Reputation: 13
This is linear search code but it is not working can anyone help me out!!
data = []
n = int(raw_input('Enter how many elements you want: '))
for i in range(0, n):
x = raw_input('Enter the numbers into the array: ')
data.append(x)
print(data)
def lSearch(data, s):
for j in range(len(data)):
if data[j] == s:
return j
return -1
s = int(input('Enter the element do you want to search: '))
result = lSearch(data, s)
if result == -1:
print("The Element is not found")
else:
print("The element is an array at index %d",result)
Upvotes: 0
Views: 976
Reputation: 13
thanks to everyone.Now , my code is running by a simple change raw_input to input(). data = []

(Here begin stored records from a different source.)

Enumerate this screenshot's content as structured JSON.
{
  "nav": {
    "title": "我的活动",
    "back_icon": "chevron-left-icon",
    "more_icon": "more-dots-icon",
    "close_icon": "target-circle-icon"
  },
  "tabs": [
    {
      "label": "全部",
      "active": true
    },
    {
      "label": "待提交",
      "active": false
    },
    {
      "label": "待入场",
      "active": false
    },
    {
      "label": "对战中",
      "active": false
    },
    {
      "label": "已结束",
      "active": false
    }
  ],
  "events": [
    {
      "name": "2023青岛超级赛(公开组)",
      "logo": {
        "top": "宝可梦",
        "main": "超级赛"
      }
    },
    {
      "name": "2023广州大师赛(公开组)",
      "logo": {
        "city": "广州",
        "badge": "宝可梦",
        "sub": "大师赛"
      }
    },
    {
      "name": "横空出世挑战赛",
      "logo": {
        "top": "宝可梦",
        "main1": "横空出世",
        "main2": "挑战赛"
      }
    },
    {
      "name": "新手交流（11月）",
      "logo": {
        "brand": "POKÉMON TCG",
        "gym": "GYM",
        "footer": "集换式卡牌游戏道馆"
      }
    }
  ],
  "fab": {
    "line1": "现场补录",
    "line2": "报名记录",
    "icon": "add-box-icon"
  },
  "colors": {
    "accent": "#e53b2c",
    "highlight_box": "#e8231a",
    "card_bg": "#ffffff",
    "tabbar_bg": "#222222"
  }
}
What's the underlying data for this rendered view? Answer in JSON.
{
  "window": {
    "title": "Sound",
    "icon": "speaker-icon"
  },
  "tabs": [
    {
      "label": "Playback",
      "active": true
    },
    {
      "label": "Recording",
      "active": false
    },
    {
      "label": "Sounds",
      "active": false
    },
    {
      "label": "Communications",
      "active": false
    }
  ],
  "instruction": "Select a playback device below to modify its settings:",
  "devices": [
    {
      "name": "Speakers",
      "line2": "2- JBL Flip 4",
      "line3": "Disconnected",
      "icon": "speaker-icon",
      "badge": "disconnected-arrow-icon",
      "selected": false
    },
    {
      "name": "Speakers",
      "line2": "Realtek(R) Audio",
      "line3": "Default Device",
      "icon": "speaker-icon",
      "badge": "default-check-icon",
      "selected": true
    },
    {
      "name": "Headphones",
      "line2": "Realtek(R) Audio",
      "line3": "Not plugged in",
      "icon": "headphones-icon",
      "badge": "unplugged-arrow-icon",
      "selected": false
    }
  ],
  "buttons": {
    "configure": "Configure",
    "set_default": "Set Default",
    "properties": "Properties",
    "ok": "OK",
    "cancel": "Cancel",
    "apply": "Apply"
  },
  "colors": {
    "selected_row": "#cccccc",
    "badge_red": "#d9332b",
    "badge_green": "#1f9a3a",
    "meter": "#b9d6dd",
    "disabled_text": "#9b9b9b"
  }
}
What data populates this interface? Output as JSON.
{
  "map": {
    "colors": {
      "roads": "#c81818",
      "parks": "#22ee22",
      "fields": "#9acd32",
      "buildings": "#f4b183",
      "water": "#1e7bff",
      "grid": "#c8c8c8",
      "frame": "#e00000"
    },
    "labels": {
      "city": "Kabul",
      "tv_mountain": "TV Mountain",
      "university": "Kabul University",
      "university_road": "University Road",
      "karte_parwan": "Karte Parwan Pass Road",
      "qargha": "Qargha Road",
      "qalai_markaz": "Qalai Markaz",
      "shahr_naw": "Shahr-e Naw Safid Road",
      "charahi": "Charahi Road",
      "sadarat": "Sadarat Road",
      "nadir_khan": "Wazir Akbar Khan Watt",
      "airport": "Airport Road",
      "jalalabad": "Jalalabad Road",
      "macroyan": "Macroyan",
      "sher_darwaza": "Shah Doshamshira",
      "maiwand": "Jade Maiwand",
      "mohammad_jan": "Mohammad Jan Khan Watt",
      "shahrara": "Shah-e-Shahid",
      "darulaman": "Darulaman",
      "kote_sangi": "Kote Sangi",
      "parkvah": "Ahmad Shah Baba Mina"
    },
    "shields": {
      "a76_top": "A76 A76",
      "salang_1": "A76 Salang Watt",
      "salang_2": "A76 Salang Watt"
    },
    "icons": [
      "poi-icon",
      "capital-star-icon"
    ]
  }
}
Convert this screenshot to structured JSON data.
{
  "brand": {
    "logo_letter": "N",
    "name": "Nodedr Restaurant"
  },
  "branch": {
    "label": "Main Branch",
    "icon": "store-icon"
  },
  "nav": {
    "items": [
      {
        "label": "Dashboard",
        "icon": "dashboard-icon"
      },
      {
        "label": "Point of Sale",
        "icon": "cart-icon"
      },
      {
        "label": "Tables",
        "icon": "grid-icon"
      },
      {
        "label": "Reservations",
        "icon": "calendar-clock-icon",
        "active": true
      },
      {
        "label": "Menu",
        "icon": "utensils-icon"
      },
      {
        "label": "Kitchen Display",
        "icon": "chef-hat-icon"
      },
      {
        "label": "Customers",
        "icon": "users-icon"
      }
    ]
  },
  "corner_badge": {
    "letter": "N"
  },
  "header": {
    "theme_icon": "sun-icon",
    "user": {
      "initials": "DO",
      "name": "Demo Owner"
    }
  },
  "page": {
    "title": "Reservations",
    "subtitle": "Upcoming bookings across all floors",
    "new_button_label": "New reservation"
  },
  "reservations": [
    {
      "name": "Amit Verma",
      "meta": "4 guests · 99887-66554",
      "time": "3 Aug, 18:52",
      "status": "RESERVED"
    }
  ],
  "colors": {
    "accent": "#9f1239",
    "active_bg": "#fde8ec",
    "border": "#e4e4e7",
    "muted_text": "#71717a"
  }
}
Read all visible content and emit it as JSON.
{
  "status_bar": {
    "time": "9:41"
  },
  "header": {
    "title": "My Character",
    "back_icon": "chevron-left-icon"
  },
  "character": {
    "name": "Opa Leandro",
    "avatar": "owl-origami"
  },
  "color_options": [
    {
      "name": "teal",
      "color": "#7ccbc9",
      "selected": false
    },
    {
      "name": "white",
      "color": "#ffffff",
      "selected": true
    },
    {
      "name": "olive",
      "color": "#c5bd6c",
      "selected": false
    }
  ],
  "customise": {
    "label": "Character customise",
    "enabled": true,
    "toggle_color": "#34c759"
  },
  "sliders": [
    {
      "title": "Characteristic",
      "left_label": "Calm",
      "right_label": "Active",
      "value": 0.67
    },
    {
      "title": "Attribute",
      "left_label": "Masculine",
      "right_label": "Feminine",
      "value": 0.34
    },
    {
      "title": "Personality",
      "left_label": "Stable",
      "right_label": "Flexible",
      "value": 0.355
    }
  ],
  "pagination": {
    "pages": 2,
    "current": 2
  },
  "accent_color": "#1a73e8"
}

n = int(input('Enter how many elements you want: '))
for i in range(0, n):
x = input('Enter the numbers into the array: ')
data.append(x)
k = sorted(data)
print(k)
def lSearch(k, s):
for j in range(len(k)):
if k[j] == s:
return j
return -1
s = int(input('Enter the element do you want to search: '))
result = lSearch(k, s)
if result == -1:
print("The Element is not found")
else:
print("The element is an array at index %d",result)
Upvotes: -2
Reputation: 60024
s
is an integer, but your list will be full of strings since you append x
to it.
x = raw_input('Enter the numbers into the array: ')
See here x
is a string. You have not converted this to an int (unlike at other places)
If this is actually Python 3 and not Python 2 (as it says in your tags), then you should be using input()
not raw_input()
(raw_input doesn't actually exist in Python 3). input()
will return a string in Python 3 (unlike in python2, where it might return an integer).